Thursday, November 3, 2016

A German Alone in the Wild Wild West of Negations

Every ELL (English-language learner) knows that feeling—negations, what the heck?! Consistency, what is that again? Rules, well not here! 

Unfortunately, forming negations is a lot more complicated and confusing than native speakers of English realize. For clarification, a negation, according to the Oxford English Dictionary, is a “contradiction or denial of something (…), typically involving the use of a negative word (…) or a word or affix with negative force.” 

To negate a word should be easy.

If you guessed important is the opposite of portant just because improper is the opposite of proper—sorry to disappoint you, but you guessed wrong!

In English, we say disrespectful instead of unrespectful, improper instead of unproper, illogical and not unlogical.

It seems completely unlogical! How is a non-native speaker of English supposed to master the art of negation?

The English Language is not as easy as many people claim. But fear not. I have found the Holy Grail of negations! It is to learn every itsy-bitsy form by heart…I’m kidding. 

There are actual rules, can you imagine? 

When a friend of mine found this page, after I was constantly complaining how annoying the English language can be and how complicated and illogical it is, I was simply flabbergasted. 

Not only does it explain when to use what prefix, it also talks about the exceptions mentioned above.

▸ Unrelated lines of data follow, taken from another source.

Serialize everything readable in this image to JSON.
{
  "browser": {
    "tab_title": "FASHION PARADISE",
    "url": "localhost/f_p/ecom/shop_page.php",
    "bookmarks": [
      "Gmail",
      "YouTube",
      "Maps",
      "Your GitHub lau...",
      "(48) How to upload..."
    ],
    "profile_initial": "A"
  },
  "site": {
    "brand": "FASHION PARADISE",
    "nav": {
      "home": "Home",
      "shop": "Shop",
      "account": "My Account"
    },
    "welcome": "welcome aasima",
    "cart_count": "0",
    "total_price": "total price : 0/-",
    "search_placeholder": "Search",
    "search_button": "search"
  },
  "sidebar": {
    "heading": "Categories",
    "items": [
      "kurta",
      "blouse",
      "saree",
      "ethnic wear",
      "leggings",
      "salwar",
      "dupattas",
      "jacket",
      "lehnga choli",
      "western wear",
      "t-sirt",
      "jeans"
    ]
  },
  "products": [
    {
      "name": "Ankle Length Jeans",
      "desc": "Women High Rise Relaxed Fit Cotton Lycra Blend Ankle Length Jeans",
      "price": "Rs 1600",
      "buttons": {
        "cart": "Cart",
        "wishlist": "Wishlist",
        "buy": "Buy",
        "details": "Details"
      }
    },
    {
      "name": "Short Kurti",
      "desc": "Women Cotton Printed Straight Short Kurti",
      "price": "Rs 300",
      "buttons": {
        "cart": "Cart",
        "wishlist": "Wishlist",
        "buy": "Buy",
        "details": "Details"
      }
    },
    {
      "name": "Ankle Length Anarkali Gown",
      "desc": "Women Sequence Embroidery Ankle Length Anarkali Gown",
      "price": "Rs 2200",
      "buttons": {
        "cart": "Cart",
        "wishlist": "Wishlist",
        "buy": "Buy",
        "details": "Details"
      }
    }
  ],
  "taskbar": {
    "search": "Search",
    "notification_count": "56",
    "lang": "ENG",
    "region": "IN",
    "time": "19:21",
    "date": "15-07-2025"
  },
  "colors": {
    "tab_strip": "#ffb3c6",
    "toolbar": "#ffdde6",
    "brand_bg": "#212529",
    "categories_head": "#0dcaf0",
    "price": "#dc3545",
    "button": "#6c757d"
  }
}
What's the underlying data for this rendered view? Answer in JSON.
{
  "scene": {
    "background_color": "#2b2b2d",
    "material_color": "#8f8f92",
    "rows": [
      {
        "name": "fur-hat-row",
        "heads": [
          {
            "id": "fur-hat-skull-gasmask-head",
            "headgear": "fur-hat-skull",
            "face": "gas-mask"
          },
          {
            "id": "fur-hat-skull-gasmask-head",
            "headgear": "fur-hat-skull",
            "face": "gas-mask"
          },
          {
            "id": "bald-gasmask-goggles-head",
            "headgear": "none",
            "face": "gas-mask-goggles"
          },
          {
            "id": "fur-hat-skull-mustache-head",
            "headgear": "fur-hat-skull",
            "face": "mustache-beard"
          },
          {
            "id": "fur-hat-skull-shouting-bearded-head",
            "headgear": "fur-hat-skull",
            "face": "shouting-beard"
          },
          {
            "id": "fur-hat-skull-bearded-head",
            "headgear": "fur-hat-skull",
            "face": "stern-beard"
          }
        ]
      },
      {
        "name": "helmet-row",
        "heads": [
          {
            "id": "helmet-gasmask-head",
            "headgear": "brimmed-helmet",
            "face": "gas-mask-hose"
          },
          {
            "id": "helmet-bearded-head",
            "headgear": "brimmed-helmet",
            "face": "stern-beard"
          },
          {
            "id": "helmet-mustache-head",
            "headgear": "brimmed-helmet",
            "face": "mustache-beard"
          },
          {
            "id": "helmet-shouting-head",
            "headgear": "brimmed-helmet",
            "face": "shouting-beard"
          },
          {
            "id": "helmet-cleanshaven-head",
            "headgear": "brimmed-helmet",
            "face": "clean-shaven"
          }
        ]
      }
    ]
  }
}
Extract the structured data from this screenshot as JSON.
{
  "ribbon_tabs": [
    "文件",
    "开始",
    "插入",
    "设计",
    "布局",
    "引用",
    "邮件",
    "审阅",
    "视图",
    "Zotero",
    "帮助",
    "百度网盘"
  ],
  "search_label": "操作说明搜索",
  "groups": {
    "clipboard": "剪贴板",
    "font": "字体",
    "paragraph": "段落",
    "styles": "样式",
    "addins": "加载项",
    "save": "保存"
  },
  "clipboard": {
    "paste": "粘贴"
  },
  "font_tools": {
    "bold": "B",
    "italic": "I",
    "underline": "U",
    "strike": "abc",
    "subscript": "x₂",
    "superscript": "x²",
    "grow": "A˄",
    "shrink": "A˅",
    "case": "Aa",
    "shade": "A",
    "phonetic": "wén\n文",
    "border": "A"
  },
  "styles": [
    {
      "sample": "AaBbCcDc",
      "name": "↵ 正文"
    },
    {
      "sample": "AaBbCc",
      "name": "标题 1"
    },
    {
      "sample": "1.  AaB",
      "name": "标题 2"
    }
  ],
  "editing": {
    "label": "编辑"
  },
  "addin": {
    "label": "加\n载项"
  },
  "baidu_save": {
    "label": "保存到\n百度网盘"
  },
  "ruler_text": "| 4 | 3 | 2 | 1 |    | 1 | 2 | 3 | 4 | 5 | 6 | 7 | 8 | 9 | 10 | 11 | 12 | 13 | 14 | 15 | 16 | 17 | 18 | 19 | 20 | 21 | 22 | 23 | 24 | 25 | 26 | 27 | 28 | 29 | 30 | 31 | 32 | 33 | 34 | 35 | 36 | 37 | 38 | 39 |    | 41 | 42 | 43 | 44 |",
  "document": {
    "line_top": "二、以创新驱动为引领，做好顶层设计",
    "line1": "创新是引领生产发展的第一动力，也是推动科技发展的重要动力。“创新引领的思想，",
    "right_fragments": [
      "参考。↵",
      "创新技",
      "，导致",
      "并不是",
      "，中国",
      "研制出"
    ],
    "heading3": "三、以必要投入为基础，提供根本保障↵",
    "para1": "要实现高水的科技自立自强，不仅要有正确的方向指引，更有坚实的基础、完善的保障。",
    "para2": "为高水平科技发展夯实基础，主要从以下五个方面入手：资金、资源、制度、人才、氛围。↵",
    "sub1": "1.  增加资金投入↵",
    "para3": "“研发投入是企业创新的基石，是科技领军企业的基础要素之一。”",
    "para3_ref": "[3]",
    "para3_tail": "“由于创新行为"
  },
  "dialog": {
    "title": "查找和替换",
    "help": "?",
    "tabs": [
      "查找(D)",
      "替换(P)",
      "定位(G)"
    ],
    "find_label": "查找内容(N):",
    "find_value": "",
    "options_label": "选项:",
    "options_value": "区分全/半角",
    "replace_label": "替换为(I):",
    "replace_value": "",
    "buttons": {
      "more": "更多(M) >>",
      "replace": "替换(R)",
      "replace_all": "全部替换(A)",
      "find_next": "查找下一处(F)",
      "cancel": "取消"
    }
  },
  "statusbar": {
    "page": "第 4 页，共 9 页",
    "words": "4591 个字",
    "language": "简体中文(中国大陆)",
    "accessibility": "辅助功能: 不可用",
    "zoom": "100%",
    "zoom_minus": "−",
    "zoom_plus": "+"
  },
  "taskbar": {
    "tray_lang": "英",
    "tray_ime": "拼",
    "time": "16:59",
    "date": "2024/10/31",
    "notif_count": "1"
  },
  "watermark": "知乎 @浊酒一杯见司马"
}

Unfortunately, many negations still have to be learned by heart and you will not get around that, but there is light at the end of the tunnel. 

I always say the first 85% of the English language is easy-peasy-lemon-squeezy; however, the remaining 15%—don’t ask! It is difficult and hard and sometimes nerve-wracking.

But at the end of the day, if you put effort in it, be assured, you will reap mastery!

You can find help online...

Image result for prefixes for negative adjectives

…but also from your friends in the Writing Center we feel your pain.

Don’t give up, English is such a beautiful language that is worth being studied and mastered!

1 comment:

  1. So how do you feel about prepositions? At one time in the history of the English language, the language didn't have prepositions. You can thank the Vikings for that change along with plural being indicated by an -s.